Steps are already being taken to increase domestic production with President Donald Trump announcing an upcoming executive order which will insist on American-made medical supplies and pharmaceuticals.

Senator Tom Cotton and Congressman Mike Gallagher have introduced a bill which would require the Food and Drug Administration (FDA) to create a registry of all drugs and corresponding APIs that are produced outside the United States, require that all federally qualified health facilities purchase pharmaceutical products that have no APIs produced in China, have all drug companies list the APIs and their countries of origin on the labels of imported and domestically produced finished drug products, and provide incentives for manufacturing in America.

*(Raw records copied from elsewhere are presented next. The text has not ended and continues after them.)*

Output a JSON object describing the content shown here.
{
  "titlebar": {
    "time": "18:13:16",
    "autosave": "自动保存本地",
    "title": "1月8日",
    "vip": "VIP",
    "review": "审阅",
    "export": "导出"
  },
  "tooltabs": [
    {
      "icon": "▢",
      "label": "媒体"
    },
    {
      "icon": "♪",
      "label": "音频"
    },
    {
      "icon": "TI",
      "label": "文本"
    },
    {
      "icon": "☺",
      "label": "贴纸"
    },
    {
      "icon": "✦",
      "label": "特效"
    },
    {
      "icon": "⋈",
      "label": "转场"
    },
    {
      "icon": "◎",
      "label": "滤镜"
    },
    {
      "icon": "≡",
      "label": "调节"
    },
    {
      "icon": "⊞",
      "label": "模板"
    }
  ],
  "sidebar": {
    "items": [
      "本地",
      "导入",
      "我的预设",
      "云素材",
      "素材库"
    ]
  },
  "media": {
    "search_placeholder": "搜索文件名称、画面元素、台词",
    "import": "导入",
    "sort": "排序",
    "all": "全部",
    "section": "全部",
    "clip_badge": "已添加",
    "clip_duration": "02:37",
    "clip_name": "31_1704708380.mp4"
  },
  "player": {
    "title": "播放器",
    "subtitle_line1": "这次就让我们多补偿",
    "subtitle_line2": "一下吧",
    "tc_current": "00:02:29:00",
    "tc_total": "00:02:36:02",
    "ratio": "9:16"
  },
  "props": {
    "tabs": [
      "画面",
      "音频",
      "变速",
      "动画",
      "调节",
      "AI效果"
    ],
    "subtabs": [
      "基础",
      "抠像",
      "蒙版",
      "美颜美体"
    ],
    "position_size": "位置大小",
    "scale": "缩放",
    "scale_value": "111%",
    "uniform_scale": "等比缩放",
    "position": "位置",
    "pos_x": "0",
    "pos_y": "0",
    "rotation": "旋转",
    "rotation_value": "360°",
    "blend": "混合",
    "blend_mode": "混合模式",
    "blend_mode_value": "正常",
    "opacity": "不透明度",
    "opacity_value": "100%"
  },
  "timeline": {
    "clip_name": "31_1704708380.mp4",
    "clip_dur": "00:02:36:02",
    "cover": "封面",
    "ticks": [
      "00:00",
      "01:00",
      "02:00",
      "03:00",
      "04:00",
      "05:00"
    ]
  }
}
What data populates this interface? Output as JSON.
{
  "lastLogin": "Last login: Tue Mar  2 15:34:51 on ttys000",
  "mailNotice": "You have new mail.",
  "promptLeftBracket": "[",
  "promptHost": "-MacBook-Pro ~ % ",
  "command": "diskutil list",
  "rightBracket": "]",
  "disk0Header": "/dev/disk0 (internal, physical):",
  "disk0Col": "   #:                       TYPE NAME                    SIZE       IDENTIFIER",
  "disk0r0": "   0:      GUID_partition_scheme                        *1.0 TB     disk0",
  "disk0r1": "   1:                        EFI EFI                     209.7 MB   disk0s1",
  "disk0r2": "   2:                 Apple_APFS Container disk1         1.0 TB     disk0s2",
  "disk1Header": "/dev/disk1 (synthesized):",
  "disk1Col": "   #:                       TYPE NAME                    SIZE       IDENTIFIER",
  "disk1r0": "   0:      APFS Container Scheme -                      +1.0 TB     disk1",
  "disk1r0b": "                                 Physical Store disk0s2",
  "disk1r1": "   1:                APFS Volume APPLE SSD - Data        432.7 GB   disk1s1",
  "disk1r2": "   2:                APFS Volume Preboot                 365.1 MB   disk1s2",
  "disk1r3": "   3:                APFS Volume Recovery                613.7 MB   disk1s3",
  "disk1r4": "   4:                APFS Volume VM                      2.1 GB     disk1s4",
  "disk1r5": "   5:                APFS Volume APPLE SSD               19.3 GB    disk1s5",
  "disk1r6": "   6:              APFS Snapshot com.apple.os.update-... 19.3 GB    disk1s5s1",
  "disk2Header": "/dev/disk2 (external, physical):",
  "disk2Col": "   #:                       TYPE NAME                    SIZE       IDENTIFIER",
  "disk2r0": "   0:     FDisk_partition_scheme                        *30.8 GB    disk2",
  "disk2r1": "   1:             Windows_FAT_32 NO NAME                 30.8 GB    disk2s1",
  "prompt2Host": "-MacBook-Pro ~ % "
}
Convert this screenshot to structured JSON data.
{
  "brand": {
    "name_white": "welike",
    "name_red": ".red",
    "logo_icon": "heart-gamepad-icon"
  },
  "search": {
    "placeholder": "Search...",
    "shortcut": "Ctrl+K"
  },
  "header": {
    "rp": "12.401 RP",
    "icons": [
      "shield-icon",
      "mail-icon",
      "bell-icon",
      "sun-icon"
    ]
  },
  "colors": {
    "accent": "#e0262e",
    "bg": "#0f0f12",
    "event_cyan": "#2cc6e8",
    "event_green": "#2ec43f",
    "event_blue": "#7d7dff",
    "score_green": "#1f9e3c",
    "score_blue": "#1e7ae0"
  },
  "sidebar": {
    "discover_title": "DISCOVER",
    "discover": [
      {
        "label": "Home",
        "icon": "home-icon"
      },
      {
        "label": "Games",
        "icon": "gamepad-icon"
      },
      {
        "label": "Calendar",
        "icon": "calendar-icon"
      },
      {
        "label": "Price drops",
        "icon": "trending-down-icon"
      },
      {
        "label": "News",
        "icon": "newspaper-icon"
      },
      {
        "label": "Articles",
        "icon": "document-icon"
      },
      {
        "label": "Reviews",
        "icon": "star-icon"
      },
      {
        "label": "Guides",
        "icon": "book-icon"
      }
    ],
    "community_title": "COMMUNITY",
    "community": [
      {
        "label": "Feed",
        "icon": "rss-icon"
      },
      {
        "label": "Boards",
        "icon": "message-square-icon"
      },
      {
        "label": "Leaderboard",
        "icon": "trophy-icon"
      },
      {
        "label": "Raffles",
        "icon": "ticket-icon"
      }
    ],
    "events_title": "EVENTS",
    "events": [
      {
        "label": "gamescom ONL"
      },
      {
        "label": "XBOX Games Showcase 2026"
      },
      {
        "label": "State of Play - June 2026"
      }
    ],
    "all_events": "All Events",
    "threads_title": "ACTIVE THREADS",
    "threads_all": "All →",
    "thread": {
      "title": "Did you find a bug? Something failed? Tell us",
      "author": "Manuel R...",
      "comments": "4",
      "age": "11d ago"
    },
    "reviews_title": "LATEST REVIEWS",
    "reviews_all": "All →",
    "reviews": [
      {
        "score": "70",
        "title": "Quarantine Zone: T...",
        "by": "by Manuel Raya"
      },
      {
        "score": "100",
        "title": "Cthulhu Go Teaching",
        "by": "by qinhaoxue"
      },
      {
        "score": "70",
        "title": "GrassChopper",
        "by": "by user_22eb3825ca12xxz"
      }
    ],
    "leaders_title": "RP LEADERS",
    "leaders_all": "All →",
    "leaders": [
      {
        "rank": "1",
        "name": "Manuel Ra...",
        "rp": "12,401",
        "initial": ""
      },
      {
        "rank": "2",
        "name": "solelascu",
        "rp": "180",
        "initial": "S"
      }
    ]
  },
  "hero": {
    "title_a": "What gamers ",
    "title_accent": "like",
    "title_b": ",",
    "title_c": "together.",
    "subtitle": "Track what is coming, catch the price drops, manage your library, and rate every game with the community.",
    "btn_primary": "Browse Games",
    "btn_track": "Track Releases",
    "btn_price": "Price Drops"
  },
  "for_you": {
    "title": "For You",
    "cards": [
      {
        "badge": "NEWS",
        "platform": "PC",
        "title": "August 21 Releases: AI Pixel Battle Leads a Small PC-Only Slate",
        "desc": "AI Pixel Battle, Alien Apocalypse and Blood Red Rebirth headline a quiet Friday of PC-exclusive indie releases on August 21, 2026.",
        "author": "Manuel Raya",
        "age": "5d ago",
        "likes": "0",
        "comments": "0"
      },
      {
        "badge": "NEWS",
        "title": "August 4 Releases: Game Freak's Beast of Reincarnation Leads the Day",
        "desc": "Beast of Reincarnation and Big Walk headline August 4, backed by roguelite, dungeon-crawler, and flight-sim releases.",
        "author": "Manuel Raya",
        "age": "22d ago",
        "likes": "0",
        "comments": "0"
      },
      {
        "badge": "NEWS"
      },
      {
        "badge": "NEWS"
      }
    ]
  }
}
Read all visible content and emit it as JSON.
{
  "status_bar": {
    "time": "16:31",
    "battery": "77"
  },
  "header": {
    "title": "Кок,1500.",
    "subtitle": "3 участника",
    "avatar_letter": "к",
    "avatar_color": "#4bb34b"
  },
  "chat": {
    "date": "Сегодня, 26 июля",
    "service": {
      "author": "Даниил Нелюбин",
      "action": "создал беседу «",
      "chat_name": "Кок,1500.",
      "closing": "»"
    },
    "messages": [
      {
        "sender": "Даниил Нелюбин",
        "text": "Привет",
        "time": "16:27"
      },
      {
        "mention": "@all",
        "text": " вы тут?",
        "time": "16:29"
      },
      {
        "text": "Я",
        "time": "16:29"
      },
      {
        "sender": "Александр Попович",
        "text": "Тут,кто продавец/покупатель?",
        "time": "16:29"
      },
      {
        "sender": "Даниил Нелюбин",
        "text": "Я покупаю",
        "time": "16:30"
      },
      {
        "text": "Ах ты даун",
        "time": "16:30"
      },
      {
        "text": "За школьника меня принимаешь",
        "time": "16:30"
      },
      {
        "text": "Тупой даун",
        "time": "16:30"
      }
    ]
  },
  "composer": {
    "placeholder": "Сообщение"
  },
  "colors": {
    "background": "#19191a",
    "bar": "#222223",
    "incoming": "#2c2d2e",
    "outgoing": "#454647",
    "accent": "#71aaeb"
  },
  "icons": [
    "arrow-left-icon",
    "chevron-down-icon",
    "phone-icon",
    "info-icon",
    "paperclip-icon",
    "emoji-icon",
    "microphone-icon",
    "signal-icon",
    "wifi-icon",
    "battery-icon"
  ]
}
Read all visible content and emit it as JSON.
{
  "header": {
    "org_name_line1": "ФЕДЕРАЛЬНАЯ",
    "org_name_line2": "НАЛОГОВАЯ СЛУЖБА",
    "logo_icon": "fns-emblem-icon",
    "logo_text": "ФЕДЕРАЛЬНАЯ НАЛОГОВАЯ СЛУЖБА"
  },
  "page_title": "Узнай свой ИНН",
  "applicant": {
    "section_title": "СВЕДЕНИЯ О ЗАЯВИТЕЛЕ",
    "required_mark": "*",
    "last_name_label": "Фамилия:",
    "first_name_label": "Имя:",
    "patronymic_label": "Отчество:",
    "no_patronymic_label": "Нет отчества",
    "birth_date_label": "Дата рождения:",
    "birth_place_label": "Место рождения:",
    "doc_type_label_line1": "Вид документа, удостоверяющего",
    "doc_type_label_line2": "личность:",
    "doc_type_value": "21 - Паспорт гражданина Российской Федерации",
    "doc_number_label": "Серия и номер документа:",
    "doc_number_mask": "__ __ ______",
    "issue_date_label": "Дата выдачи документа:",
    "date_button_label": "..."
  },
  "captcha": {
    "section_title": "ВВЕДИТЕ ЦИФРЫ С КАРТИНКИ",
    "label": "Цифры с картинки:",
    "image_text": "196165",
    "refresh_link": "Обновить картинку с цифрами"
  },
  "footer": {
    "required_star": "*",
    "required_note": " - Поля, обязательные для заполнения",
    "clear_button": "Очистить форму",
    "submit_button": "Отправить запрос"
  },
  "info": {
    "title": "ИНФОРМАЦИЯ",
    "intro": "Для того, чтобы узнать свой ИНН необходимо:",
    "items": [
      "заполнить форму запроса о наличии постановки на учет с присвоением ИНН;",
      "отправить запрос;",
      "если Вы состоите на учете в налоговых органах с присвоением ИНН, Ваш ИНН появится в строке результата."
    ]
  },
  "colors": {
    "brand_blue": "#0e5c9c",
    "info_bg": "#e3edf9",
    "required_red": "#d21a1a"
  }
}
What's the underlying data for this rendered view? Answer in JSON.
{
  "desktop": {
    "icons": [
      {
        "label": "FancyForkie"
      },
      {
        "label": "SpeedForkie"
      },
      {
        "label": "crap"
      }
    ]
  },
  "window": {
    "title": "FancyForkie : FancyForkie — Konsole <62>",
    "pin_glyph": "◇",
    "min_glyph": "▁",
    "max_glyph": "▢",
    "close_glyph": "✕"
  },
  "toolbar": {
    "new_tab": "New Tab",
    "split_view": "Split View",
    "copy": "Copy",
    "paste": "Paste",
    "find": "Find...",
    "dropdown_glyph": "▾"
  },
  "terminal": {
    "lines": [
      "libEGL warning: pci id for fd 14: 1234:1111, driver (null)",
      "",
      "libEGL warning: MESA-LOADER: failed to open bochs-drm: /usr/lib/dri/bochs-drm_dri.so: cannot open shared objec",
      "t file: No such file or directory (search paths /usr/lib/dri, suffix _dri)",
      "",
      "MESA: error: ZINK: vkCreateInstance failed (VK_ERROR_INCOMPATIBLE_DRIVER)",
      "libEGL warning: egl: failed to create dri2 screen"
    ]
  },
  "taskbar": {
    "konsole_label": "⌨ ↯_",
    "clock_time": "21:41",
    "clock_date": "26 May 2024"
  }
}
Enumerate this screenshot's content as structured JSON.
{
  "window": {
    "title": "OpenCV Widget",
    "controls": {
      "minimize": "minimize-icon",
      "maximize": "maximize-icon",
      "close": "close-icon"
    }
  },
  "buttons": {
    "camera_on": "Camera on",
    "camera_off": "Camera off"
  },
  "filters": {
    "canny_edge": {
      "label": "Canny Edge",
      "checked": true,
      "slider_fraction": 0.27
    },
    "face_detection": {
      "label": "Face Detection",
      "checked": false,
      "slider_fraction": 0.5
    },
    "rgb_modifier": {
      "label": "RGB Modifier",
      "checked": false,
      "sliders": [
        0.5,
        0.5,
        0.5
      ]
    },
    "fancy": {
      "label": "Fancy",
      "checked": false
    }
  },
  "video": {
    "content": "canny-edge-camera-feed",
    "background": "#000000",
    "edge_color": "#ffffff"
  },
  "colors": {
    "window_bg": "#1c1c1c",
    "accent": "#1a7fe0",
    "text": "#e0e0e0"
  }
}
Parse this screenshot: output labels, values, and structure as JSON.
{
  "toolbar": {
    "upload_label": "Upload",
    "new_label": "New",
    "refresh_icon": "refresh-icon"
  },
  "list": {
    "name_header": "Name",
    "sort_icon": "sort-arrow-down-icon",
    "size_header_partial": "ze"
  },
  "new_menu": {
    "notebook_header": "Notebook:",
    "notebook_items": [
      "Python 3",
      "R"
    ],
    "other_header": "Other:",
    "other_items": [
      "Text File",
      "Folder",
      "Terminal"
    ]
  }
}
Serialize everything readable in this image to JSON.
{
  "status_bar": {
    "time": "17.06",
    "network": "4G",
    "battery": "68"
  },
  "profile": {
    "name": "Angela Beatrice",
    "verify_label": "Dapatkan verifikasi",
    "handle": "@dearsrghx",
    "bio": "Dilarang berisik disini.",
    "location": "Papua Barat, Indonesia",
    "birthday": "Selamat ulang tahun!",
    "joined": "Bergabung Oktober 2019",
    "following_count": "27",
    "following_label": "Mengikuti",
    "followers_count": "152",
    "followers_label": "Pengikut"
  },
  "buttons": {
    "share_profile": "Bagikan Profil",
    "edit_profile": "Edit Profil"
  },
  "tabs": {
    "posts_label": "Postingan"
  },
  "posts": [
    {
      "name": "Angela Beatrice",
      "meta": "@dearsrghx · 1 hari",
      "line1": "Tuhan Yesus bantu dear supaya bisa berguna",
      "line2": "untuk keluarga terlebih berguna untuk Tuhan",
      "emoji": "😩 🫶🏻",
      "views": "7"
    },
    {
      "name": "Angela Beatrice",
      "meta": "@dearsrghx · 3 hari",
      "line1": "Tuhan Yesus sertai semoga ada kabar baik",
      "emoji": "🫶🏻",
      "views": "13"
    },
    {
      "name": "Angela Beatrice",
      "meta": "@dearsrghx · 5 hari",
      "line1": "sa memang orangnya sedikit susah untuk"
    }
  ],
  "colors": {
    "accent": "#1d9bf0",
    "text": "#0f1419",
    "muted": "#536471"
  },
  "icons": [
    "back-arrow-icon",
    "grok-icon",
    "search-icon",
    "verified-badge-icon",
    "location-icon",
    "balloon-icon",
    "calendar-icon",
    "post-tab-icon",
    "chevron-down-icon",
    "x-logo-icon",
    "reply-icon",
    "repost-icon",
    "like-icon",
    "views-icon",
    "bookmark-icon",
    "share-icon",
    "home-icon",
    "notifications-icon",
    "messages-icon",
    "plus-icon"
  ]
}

To address the costs of moving away from China, the Trump administration and Congress should consider giving grants to pharmaceutical companies willing to commit to building domestic production facilities. They should also give tax breaks to manufacturers and new medical buildings and equipment should be singled out for further reductions.

White round pills on blue background

This would help lower the overall startup cost of drug manufacturing, enable the private sector to expand, stabilize the U.S. economy, and would be a major investment in our long-term capacity and self-reliance from China and other countries.

Some analysts are advocating for adjacent territories and nations such as Puerto Rico and Mexico to be incentivized and given the task of becoming the central location for U.S. drug manufacturing. This would allow us to invest economically in these countries which in the long term would help us to lessen our reliance on just China for pharmaceutical and medical supplies.

Mexico has enormous growth potential and its location makes it an attractive investment destination. Although it brings with it risks in the form of corruption and organized crime, it could also help secure our southern border as Mexico advances economically and gives its citizens better-living conditions, and therefore less reason to cross illegally into the United States.

At any rate, as we look at the global pandemic happening it should awaken us to our dangerous reliance on other countries, and we have been afforded an opportunity to change this that we must take.

It is long past time to develop a plan to end China’s dominance of critical pharmaceutical supplies, their leverage over our economy, bring back domestic manufacturing, and with it our jobs and our security.